The longevity of the combat-proven design and flexible mission configuration has encouraged two companies to offer new military variants which may be potential competitors for the US Amy AAS competition. The Boeing AH-6i is an export version of the AH-6 re-launched in 2008. MD Helicopters will build the airframe while mission integration will be carried out by Boeing, Mesa. It will feature an integrated digital cockpit based on Apache AH-64D Block III displays and software. Weapons options include Hellfire anti-armour missiles, 2.75 in rockets, 7.62 mm mini-gun, GAU-19A 50-caliber Gatling gun, or FN Herstal HPM400LC 50-calibre gun pod.

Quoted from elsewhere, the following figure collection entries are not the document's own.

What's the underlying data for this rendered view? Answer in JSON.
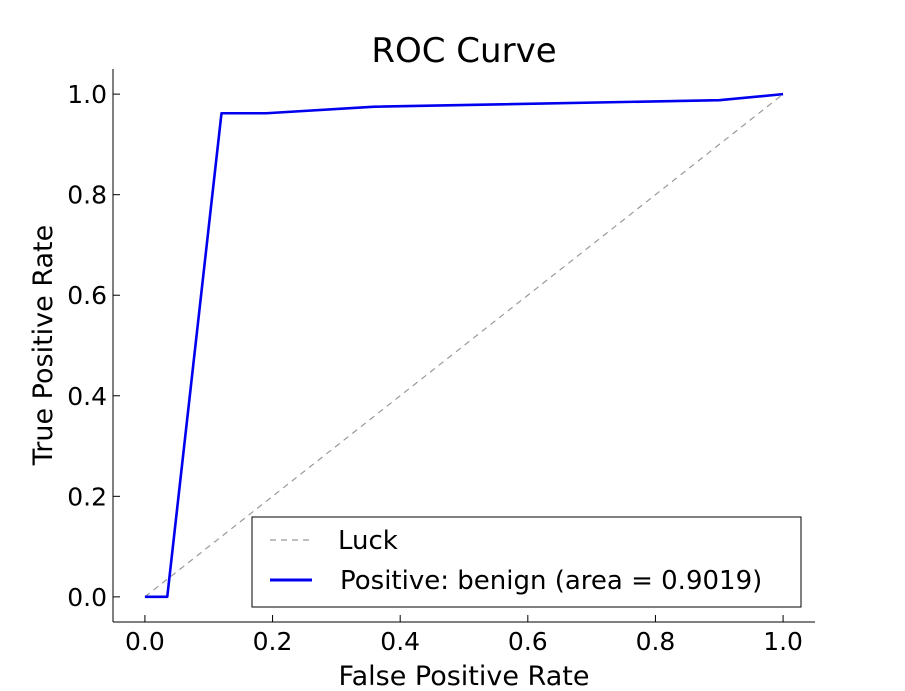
{
  "chart_data": {
    "type": "line",
    "title": "ROC Curve",
    "xlabel": "False Positive Rate",
    "ylabel": "True Positive Rate",
    "xlim": [
      -0.05,
      1.05
    ],
    "ylim": [
      -0.05,
      1.05
    ],
    "x_ticks": [
      0.0,
      0.2,
      0.4,
      0.6,
      0.8,
      1.0
    ],
    "x_tick_labels": [
      "0.0",
      "0.2",
      "0.4",
      "0.6",
      "0.8",
      "1.0"
    ],
    "y_ticks": [
      0.0,
      0.2,
      0.4,
      0.6,
      0.8,
      1.0
    ],
    "y_tick_labels": [
      "0.0",
      "0.2",
      "0.4",
      "0.6",
      "0.8",
      "1.0"
    ],
    "grid": false,
    "legend_position": "lower-right",
    "series": [
      {
        "name": "Luck",
        "style": "dashed",
        "color": "#999999",
        "x": [
          0.0,
          1.0
        ],
        "y": [
          0.0,
          1.0
        ]
      },
      {
        "name": "Positive: benign (area = 0.9019)",
        "style": "solid",
        "color": "#0000ee",
        "x": [
          0.0,
          0.035,
          0.12,
          0.19,
          0.36,
          0.9,
          1.0
        ],
        "y": [
          0.0,
          0.0,
          0.962,
          0.962,
          0.975,
          0.988,
          1.0
        ]
      }
    ]
  }
}
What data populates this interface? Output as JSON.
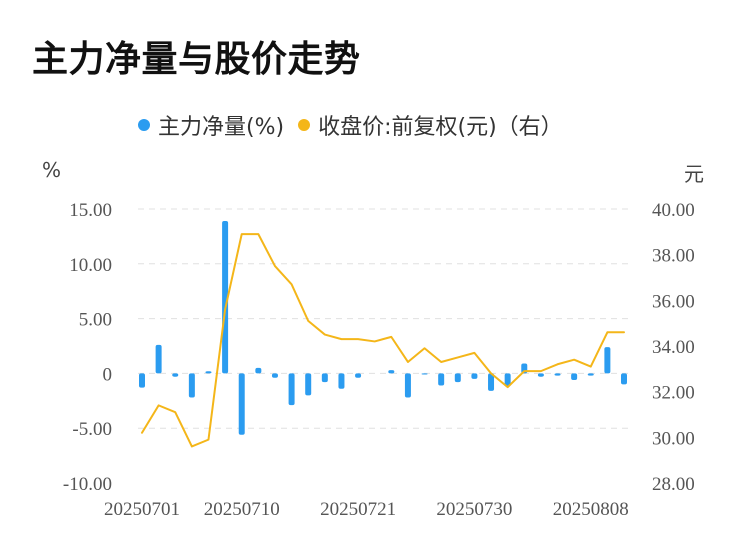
{
  "header": {
    "title": "主力净量与股价走势"
  },
  "legend": {
    "series1": "主力净量(%)",
    "series2": "收盘价:前复权(元)（右）"
  },
  "units": {
    "left": "%",
    "right": "元"
  },
  "colors": {
    "bar": "#2b9cf0",
    "line": "#f4b619",
    "grid": "#e0e0e0"
  },
  "chart_data": {
    "type": "bar+line",
    "x_tick_labels": [
      "20250701",
      "20250710",
      "20250721",
      "20250730",
      "20250808"
    ],
    "x_tick_indices": [
      0,
      6,
      13,
      20,
      27
    ],
    "left_axis": {
      "ylim": [
        -10,
        15
      ],
      "ticks": [
        "-10.00",
        "-5.00",
        "0",
        "5.00",
        "10.00",
        "15.00"
      ],
      "tick_values": [
        -10,
        -5,
        0,
        5,
        10,
        15
      ]
    },
    "right_axis": {
      "ylim": [
        28,
        40
      ],
      "ticks": [
        "28.00",
        "30.00",
        "32.00",
        "34.00",
        "36.00",
        "38.00",
        "40.00"
      ],
      "tick_values": [
        28,
        30,
        32,
        34,
        36,
        38,
        40
      ]
    },
    "series": [
      {
        "name": "主力净量(%)",
        "type": "bar",
        "axis": "left",
        "values": [
          -1.3,
          2.6,
          -0.3,
          -2.2,
          0.2,
          13.9,
          -5.6,
          0.5,
          -0.4,
          -2.9,
          -2.0,
          -0.8,
          -1.4,
          -0.4,
          0.0,
          0.3,
          -2.2,
          -0.1,
          -1.1,
          -0.8,
          -0.5,
          -1.6,
          -1.2,
          0.9,
          -0.3,
          -0.2,
          -0.6,
          -0.2,
          2.4,
          -1.0
        ]
      },
      {
        "name": "收盘价:前复权(元)（右）",
        "type": "line",
        "axis": "right",
        "values": [
          30.2,
          31.4,
          31.1,
          29.6,
          29.9,
          35.6,
          38.9,
          38.9,
          37.5,
          36.7,
          35.1,
          34.5,
          34.3,
          34.3,
          34.2,
          34.4,
          33.3,
          33.9,
          33.3,
          33.5,
          33.7,
          32.8,
          32.2,
          32.9,
          32.9,
          33.2,
          33.4,
          33.1,
          34.6,
          34.6
        ]
      }
    ]
  }
}
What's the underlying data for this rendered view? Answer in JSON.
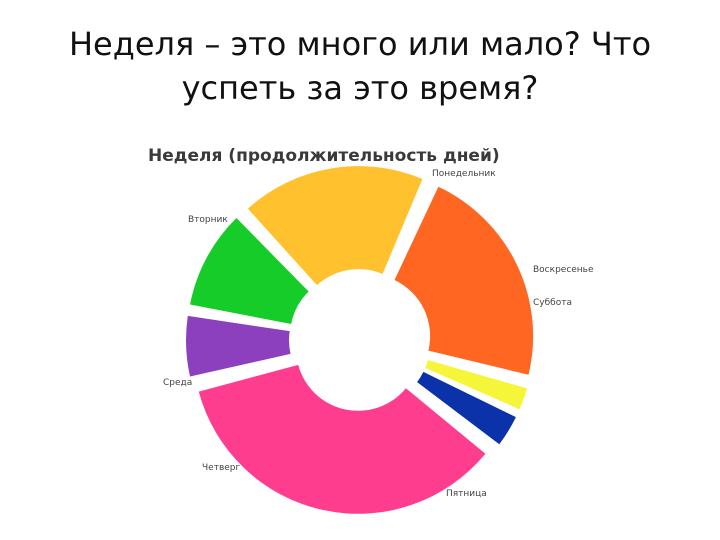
{
  "slide": {
    "title_line1": "Неделя – это много или мало? Что",
    "title_line2": "успеть за это время?"
  },
  "chart_data": {
    "type": "pie",
    "donut": true,
    "exploded": true,
    "title": "Неделя (продолжительность дней)",
    "categories": [
      "Понедельник",
      "Воскресенье",
      "Суббота",
      "Пятница",
      "Четверг",
      "Среда",
      "Вторник"
    ],
    "values": [
      24,
      3,
      4,
      38,
      7,
      11,
      20
    ],
    "colors": [
      "#FF6622",
      "#F5F53A",
      "#0B32A8",
      "#FF3D8E",
      "#8C40BE",
      "#16CC28",
      "#FFC12E"
    ],
    "legend": "labels beside slices"
  }
}
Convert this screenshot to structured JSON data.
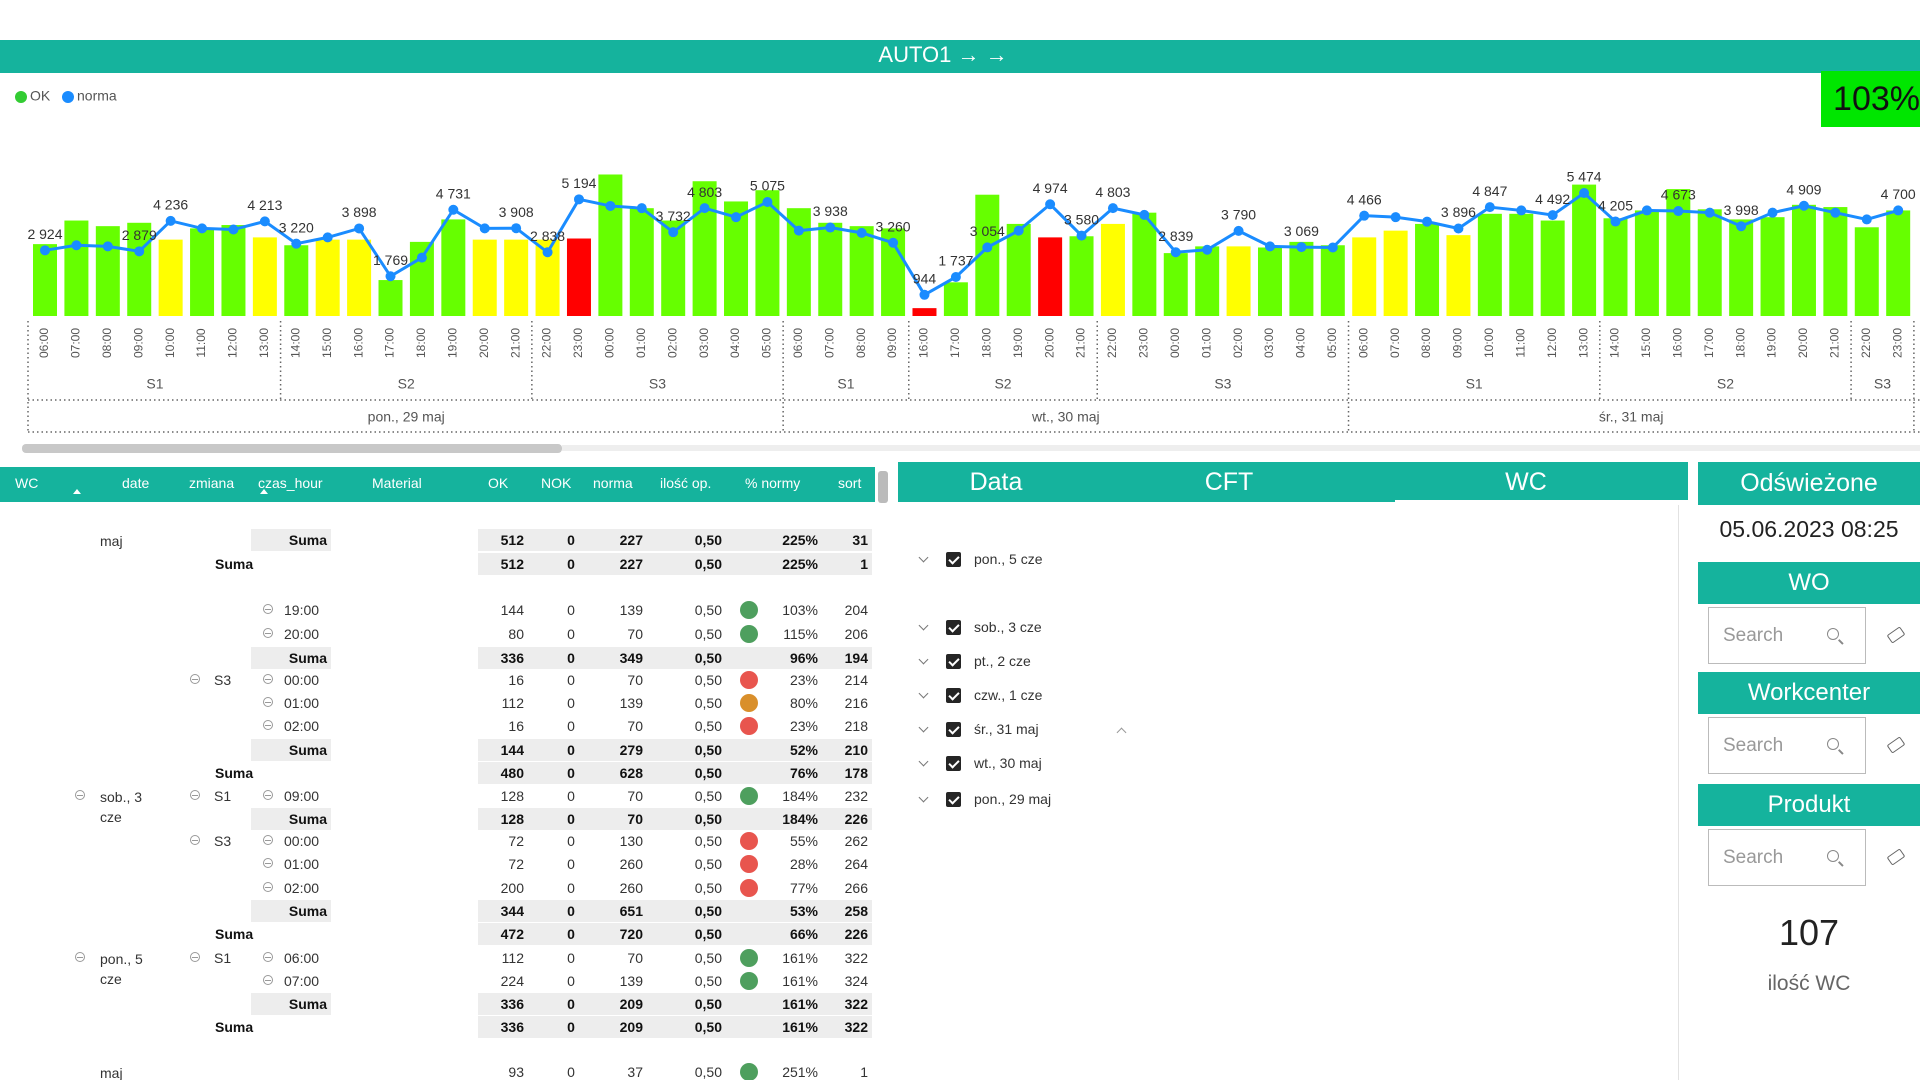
{
  "title": "AUTO1 → →",
  "kpi": "103%",
  "chart_data": {
    "type": "bar-line",
    "categories": [
      "06:00",
      "07:00",
      "08:00",
      "09:00",
      "10:00",
      "11:00",
      "12:00",
      "13:00",
      "14:00",
      "15:00",
      "16:00",
      "17:00",
      "18:00",
      "19:00",
      "20:00",
      "21:00",
      "22:00",
      "23:00",
      "00:00",
      "01:00",
      "02:00",
      "03:00",
      "04:00",
      "05:00",
      "06:00",
      "07:00",
      "08:00",
      "09:00",
      "16:00",
      "17:00",
      "18:00",
      "19:00",
      "20:00",
      "21:00",
      "22:00",
      "23:00",
      "00:00",
      "01:00",
      "02:00",
      "03:00",
      "04:00",
      "05:00",
      "06:00",
      "07:00",
      "08:00",
      "09:00",
      "10:00",
      "11:00",
      "12:00",
      "13:00",
      "14:00",
      "15:00",
      "16:00",
      "17:00",
      "18:00",
      "19:00",
      "20:00",
      "21:00",
      "22:00",
      "23:00"
    ],
    "shifts": [
      "S1",
      "S1",
      "S1",
      "S1",
      "S1",
      "S1",
      "S1",
      "S1",
      "S2",
      "S2",
      "S2",
      "S2",
      "S2",
      "S2",
      "S2",
      "S2",
      "S3",
      "S3",
      "S3",
      "S3",
      "S3",
      "S3",
      "S3",
      "S3",
      "S1",
      "S1",
      "S1",
      "S1",
      "S2",
      "S2",
      "S2",
      "S2",
      "S2",
      "S2",
      "S3",
      "S3",
      "S3",
      "S3",
      "S3",
      "S3",
      "S3",
      "S3",
      "S1",
      "S1",
      "S1",
      "S1",
      "S1",
      "S1",
      "S1",
      "S1",
      "S2",
      "S2",
      "S2",
      "S2",
      "S2",
      "S2",
      "S2",
      "S2",
      "S3",
      "S3"
    ],
    "days": [
      "pon., 29 maj",
      "pon., 29 maj",
      "pon., 29 maj",
      "pon., 29 maj",
      "pon., 29 maj",
      "pon., 29 maj",
      "pon., 29 maj",
      "pon., 29 maj",
      "pon., 29 maj",
      "pon., 29 maj",
      "pon., 29 maj",
      "pon., 29 maj",
      "pon., 29 maj",
      "pon., 29 maj",
      "pon., 29 maj",
      "pon., 29 maj",
      "pon., 29 maj",
      "pon., 29 maj",
      "pon., 29 maj",
      "pon., 29 maj",
      "pon., 29 maj",
      "pon., 29 maj",
      "pon., 29 maj",
      "pon., 29 maj",
      "wt., 30 maj",
      "wt., 30 maj",
      "wt., 30 maj",
      "wt., 30 maj",
      "wt., 30 maj",
      "wt., 30 maj",
      "wt., 30 maj",
      "wt., 30 maj",
      "wt., 30 maj",
      "wt., 30 maj",
      "wt., 30 maj",
      "wt., 30 maj",
      "wt., 30 maj",
      "wt., 30 maj",
      "wt., 30 maj",
      "wt., 30 maj",
      "wt., 30 maj",
      "wt., 30 maj",
      "śr., 31 maj",
      "śr., 31 maj",
      "śr., 31 maj",
      "śr., 31 maj",
      "śr., 31 maj",
      "śr., 31 maj",
      "śr., 31 maj",
      "śr., 31 maj",
      "śr., 31 maj",
      "śr., 31 maj",
      "śr., 31 maj",
      "śr., 31 maj",
      "śr., 31 maj",
      "śr., 31 maj",
      "śr., 31 maj",
      "śr., 31 maj",
      "śr., 31 maj",
      "śr., 31 maj"
    ],
    "ylim": [
      0,
      6500
    ],
    "series": [
      {
        "name": "OK",
        "color": "#33cc33",
        "values": [
          3200,
          4250,
          4000,
          4150,
          3400,
          3900,
          4050,
          3500,
          3150,
          3400,
          3400,
          1600,
          3300,
          4300,
          3400,
          3400,
          3400,
          3450,
          6300,
          4800,
          4250,
          6000,
          5100,
          5600,
          4800,
          4150,
          4000,
          3900,
          350,
          1500,
          5400,
          4100,
          3500,
          3550,
          4100,
          4600,
          2800,
          3100,
          3100,
          3050,
          3300,
          3150,
          3500,
          3800,
          4100,
          3600,
          4550,
          4550,
          4250,
          5850,
          4350,
          4700,
          5650,
          4750,
          4300,
          4400,
          4950,
          4850,
          3950,
          4700
        ],
        "colors": [
          "#66ff00",
          "#66ff00",
          "#66ff00",
          "#66ff00",
          "#ffff00",
          "#66ff00",
          "#66ff00",
          "#ffff00",
          "#66ff00",
          "#ffff00",
          "#ffff00",
          "#66ff00",
          "#66ff00",
          "#66ff00",
          "#ffff00",
          "#ffff00",
          "#ffff00",
          "#ff0000",
          "#66ff00",
          "#66ff00",
          "#66ff00",
          "#66ff00",
          "#66ff00",
          "#66ff00",
          "#66ff00",
          "#66ff00",
          "#66ff00",
          "#66ff00",
          "#ff0000",
          "#66ff00",
          "#66ff00",
          "#66ff00",
          "#ff0000",
          "#66ff00",
          "#ffff00",
          "#66ff00",
          "#66ff00",
          "#66ff00",
          "#ffff00",
          "#66ff00",
          "#66ff00",
          "#66ff00",
          "#ffff00",
          "#ffff00",
          "#66ff00",
          "#ffff00",
          "#66ff00",
          "#66ff00",
          "#66ff00",
          "#66ff00",
          "#66ff00",
          "#66ff00",
          "#66ff00",
          "#66ff00",
          "#66ff00",
          "#66ff00",
          "#66ff00",
          "#66ff00",
          "#66ff00",
          "#66ff00"
        ]
      },
      {
        "name": "norma",
        "color": "#1a8cff",
        "values": [
          2924,
          3150,
          3100,
          2879,
          4236,
          3900,
          3850,
          4213,
          3220,
          3500,
          3898,
          1769,
          2600,
          4731,
          3900,
          3908,
          2838,
          5194,
          4900,
          4800,
          3732,
          4803,
          4400,
          5075,
          3800,
          3938,
          3700,
          3260,
          944,
          1737,
          3054,
          3800,
          4974,
          3580,
          4803,
          4500,
          2839,
          2950,
          3790,
          3100,
          3069,
          3050,
          4466,
          4400,
          4200,
          3896,
          4847,
          4700,
          4492,
          5474,
          4205,
          4700,
          4673,
          4600,
          3998,
          4600,
          4909,
          4600,
          4300,
          4700
        ],
        "value_labels": [
          "2 924",
          null,
          null,
          "2 879",
          "4 236",
          null,
          null,
          "4 213",
          "3 220",
          null,
          "3 898",
          "1 769",
          null,
          "4 731",
          null,
          "3 908",
          "2 838",
          "5 194",
          null,
          null,
          "3 732",
          "4 803",
          null,
          "5 075",
          null,
          "3 938",
          null,
          "3 260",
          "944",
          "1 737",
          "3 054",
          null,
          "4 974",
          "3 580",
          "4 803",
          null,
          "2 839",
          null,
          "3 790",
          null,
          "3 069",
          null,
          "4 466",
          null,
          null,
          "3 896",
          "4 847",
          null,
          "4 492",
          "5 474",
          "4 205",
          null,
          "4 673",
          null,
          "3 998",
          null,
          "4 909",
          null,
          null,
          "4 700"
        ]
      }
    ]
  },
  "table": {
    "columns": [
      "WC",
      "date",
      "zmiana",
      "czas_hour",
      "Material",
      "OK",
      "NOK",
      "norma",
      "ilość op.",
      "% normy",
      "sort"
    ],
    "rows": [
      {
        "date": "maj",
        "hour": "Suma",
        "cells": [
          512,
          0,
          227,
          "0,50",
          "225%",
          31
        ],
        "bold": true
      },
      {
        "zmiana": "Suma",
        "cells": [
          512,
          0,
          227,
          "0,50",
          "225%",
          1
        ],
        "bold": true
      },
      {
        "hour": "19:00",
        "cells": [
          144,
          0,
          139,
          "0,50",
          "103%",
          204
        ],
        "dot": "#4e9f5e"
      },
      {
        "hour": "20:00",
        "cells": [
          80,
          0,
          70,
          "0,50",
          "115%",
          206
        ],
        "dot": "#4e9f5e"
      },
      {
        "hour": "Suma",
        "cells": [
          336,
          0,
          349,
          "0,50",
          "96%",
          194
        ],
        "bold": true
      },
      {
        "zmiana": "S3",
        "hour": "00:00",
        "cells": [
          16,
          0,
          70,
          "0,50",
          "23%",
          214
        ],
        "dot": "#e8554e"
      },
      {
        "hour": "01:00",
        "cells": [
          112,
          0,
          139,
          "0,50",
          "80%",
          216
        ],
        "dot": "#d98f2b"
      },
      {
        "hour": "02:00",
        "cells": [
          16,
          0,
          70,
          "0,50",
          "23%",
          218
        ],
        "dot": "#e8554e"
      },
      {
        "hour": "Suma",
        "cells": [
          144,
          0,
          279,
          "0,50",
          "52%",
          210
        ],
        "bold": true
      },
      {
        "zmiana": "Suma",
        "cells": [
          480,
          0,
          628,
          "0,50",
          "76%",
          178
        ],
        "bold": true
      },
      {
        "date": "sob., 3 cze",
        "zmiana": "S1",
        "hour": "09:00",
        "cells": [
          128,
          0,
          70,
          "0,50",
          "184%",
          232
        ],
        "dot": "#4e9f5e"
      },
      {
        "hour": "Suma",
        "cells": [
          128,
          0,
          70,
          "0,50",
          "184%",
          226
        ],
        "bold": true
      },
      {
        "zmiana": "S3",
        "hour": "00:00",
        "cells": [
          72,
          0,
          130,
          "0,50",
          "55%",
          262
        ],
        "dot": "#e8554e"
      },
      {
        "hour": "01:00",
        "cells": [
          72,
          0,
          260,
          "0,50",
          "28%",
          264
        ],
        "dot": "#e8554e"
      },
      {
        "hour": "02:00",
        "cells": [
          200,
          0,
          260,
          "0,50",
          "77%",
          266
        ],
        "dot": "#e8554e"
      },
      {
        "hour": "Suma",
        "cells": [
          344,
          0,
          651,
          "0,50",
          "53%",
          258
        ],
        "bold": true
      },
      {
        "zmiana": "Suma",
        "cells": [
          472,
          0,
          720,
          "0,50",
          "66%",
          226
        ],
        "bold": true
      },
      {
        "date": "pon., 5 cze",
        "zmiana": "S1",
        "hour": "06:00",
        "cells": [
          112,
          0,
          70,
          "0,50",
          "161%",
          322
        ],
        "dot": "#4e9f5e"
      },
      {
        "hour": "07:00",
        "cells": [
          224,
          0,
          139,
          "0,50",
          "161%",
          324
        ],
        "dot": "#4e9f5e"
      },
      {
        "hour": "Suma",
        "cells": [
          336,
          0,
          209,
          "0,50",
          "161%",
          322
        ],
        "bold": true
      },
      {
        "zmiana": "Suma",
        "cells": [
          336,
          0,
          209,
          "0,50",
          "161%",
          322
        ],
        "bold": true
      },
      {
        "date": "maj",
        "cells": [
          93,
          0,
          37,
          "0,50",
          "251%",
          1
        ],
        "dot": "#4e9f5e"
      }
    ]
  },
  "slicer": {
    "headers": [
      "Data",
      "CFT",
      "WC"
    ],
    "items": [
      "pon., 5 cze",
      "sob., 3 cze",
      "pt., 2 cze",
      "czw., 1 cze",
      "śr., 31 maj",
      "wt., 30 maj",
      "pon., 29 maj"
    ]
  },
  "side": {
    "refreshed_label": "Odświeżone",
    "refreshed": "05.06.2023 08:25",
    "filters": [
      {
        "title": "WO",
        "placeholder": "Search"
      },
      {
        "title": "Workcenter",
        "placeholder": "Search"
      },
      {
        "title": "Produkt",
        "placeholder": "Search"
      }
    ],
    "count": 107,
    "count_label": "ilość WC"
  }
}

Mission avionics include EO/IR cameras, laser range finder, laser pointer and designator capability.
It competitor is the MD 540F launched at ‘Quad A’ 2012. The helicopter combines the airframe of the 530F with a strengthened landing gear of the commercial 600N, and like the AH-6i, will be powered by a single 600 shp Rolls-Royce 250-C30 turboshaft engine driving a six blade main rotor. The prototype was fitted with a Garmin digital glass cockpit with Elbit Systems multi-function colour displays with a HDTS slaved to L-3 Wescam MX-10 EO/IR turret. Weapons systems options include guns, rockets and missiles mounted on the Cantine Advanced Lightweight Weapons Platform and the Mace stub wing.
Potential customers for these light attack helicopters include all the current MD Defender operators which includes the Philippines whose small fleet of MD 530MGs need to the upgraded and refurbished, and Afghanistan. The US Army have awarded MD Helicopters a $186 million Rotary Wing Primary Training Aircraft contract to supply up to 54 MD 530Fs for the Afghan Air Force of which six were delivered in 2011. The MD 540F would be a logical choice for an advanced light scout/attack helicopter for Afghanistan in the future.
Afghanistan has been the defining factor in rotary wing air warfare for more than a decade but future demand for new aircraft types is likely to focus less on less role-specific platforms and more on multi-mission capability where the attack/reconnaissance/scout helicopter will be in the ascendancy.